— Ведь это ты упросил меня вынудить ее выступить по радио!
— Да, я. Знаешь, Лилиан, в тот раз мы оба проиграли. И на сей раз мы оба опять проиграем.
— Да, — сказала она, и глаза ее потемнели от презрения, — мы оба.
Презрение такого рода ему нравилось. Он испытывал странное, необъяснимое, ранее никогда не испытанное удовольствие, сознавая, что эта женщина видит его насквозь и, тем не менее, не рвет с ним связи, цепляется за него, сидит на месте, откинувшись в кресле, словно признавая свое рабство.
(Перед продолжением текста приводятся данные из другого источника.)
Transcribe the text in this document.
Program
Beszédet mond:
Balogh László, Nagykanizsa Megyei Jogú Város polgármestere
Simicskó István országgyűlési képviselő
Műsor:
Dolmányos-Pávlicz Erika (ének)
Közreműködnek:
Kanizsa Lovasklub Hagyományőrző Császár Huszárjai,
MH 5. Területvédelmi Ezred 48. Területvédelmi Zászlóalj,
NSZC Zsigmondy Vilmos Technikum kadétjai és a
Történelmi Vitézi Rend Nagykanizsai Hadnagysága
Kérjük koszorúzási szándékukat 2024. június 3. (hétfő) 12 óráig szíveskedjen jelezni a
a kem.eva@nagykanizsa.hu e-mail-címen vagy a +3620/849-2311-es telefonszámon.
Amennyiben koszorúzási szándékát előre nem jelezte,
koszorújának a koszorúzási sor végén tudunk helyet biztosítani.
— Ты удивительный человек, Джим, — сказала она тоном, которым проклинают. Между тем это было признание заслуг и сказано было как таковое, так что его удовольствие проистекало из осознания, что они оба из того мира, где проклятие ценится.
— А знаешь, — вдруг сказал он, — ты не права насчет подручных мясника вроде Гонсалеса. Они полезны. Тебе когда-нибудь нравился Франциско Д'Анкония?
— Я его терпеть не могу.
— Так вот, тебе надо знать, зачем сеньор Гонсалес пригласил нас сегодня вечером на коктейль. Чтобы отметить решение в месячный срок национализировать «Д'Анкония коппер».
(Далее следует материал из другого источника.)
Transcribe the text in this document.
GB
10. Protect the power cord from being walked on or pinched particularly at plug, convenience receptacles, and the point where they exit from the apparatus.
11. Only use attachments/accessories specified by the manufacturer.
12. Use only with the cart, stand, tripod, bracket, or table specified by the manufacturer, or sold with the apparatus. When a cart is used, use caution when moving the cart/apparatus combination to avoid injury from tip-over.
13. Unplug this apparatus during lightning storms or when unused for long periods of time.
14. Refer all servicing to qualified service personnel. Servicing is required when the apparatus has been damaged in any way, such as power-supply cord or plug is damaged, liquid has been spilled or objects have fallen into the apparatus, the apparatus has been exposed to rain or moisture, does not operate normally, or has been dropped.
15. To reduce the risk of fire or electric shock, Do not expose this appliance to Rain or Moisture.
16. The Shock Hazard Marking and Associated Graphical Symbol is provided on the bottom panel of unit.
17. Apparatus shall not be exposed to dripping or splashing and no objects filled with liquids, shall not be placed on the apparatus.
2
Она с минуту не спускала с него глаз, сложив уголки губ в неторопливую улыбку.
— А ведь он вроде бы был твоим другом?
Она сказала это тоном, которого он ранее никогда не удостаивался, разве что добивался обманным путем. Теперь он впервые услышал его как осознанное признание реальной заслуги — им восхищались за то, что он сделал.
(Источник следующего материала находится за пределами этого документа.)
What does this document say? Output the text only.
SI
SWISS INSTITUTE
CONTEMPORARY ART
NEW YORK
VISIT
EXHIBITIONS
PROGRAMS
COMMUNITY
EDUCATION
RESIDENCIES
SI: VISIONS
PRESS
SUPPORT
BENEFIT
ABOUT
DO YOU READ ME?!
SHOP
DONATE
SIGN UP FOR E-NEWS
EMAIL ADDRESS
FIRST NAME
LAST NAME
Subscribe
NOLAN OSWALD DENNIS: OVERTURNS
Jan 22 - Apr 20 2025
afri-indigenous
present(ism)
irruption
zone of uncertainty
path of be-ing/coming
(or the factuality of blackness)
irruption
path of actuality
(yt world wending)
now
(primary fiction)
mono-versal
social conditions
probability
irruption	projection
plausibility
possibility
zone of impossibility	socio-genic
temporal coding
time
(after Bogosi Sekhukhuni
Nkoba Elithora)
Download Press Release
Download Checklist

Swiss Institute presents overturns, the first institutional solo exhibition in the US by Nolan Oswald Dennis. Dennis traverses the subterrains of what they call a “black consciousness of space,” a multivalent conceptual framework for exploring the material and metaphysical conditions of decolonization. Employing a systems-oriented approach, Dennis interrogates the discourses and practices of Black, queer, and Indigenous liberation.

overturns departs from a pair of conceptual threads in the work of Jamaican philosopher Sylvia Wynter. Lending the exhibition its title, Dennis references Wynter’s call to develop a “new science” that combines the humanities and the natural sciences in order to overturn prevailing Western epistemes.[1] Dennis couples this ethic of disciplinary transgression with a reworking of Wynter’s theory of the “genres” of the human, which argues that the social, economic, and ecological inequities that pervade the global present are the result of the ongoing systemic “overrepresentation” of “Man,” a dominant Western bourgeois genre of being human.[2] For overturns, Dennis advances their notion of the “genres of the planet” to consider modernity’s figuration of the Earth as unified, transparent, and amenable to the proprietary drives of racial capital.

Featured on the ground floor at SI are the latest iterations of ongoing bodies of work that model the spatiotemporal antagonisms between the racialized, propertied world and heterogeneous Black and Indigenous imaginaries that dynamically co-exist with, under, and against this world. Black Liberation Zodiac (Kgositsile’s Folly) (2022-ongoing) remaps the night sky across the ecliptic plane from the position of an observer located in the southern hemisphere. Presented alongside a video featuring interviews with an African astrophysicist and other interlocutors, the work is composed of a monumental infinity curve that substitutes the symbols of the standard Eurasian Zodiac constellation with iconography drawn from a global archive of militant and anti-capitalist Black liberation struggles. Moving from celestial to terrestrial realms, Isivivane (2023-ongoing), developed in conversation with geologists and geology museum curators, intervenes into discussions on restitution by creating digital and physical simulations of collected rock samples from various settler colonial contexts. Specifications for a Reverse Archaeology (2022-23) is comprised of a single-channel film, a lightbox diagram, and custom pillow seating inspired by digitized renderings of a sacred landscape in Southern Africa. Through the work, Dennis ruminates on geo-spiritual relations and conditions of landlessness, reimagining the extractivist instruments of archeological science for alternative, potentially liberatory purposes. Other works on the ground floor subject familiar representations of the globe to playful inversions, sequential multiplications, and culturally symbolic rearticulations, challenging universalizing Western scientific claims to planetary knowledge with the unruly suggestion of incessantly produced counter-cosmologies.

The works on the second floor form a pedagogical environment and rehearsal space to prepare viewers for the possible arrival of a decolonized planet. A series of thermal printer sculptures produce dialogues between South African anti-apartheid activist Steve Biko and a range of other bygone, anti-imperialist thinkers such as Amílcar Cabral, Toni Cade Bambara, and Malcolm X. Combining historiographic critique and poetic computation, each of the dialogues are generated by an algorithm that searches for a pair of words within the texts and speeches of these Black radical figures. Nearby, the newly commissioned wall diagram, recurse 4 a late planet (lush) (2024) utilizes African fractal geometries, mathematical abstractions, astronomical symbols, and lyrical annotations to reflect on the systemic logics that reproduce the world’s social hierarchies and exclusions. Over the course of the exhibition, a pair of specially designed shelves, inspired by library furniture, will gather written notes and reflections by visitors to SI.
Внезапно его озарило — вот к чему он стремился все это время; он уже отчаялся, что так и останется без вознаграждения; вот какого признания ему не хватало.
— Давай выпьем, Лилиан, — сказал он.
Разливая ликер, он поглядывал на нее через комнату. Она лежала, расслабленно вытянувшись в кресле.
— Пусть он получит свой развод, — сказал он. — Последнее слово не за ним. Его скажут они, подручные мясника. Сеньор Гонсалес и Каффи Мейгс.
Она не ответила. Когда он подошел, она взяла свою рюмку равнодушным, автоматическим движением. Она выпила ликер, но не светски, а так, как пьет в одиночку пьяница в баре — ради самой выпивки.
Таггарт сел на валик дивана слишком близко к Лилиан и, прикладываясь к рюмке, наблюдал за ее лицом. Через минуту он спросил:
— Что он обо мне думает?
Казалось, вопрос не удивил ее.
— Он думает, что ты дурак, — ответила она. — Он считает, что жизнь слишком коротка, чтобы замечать твое существование.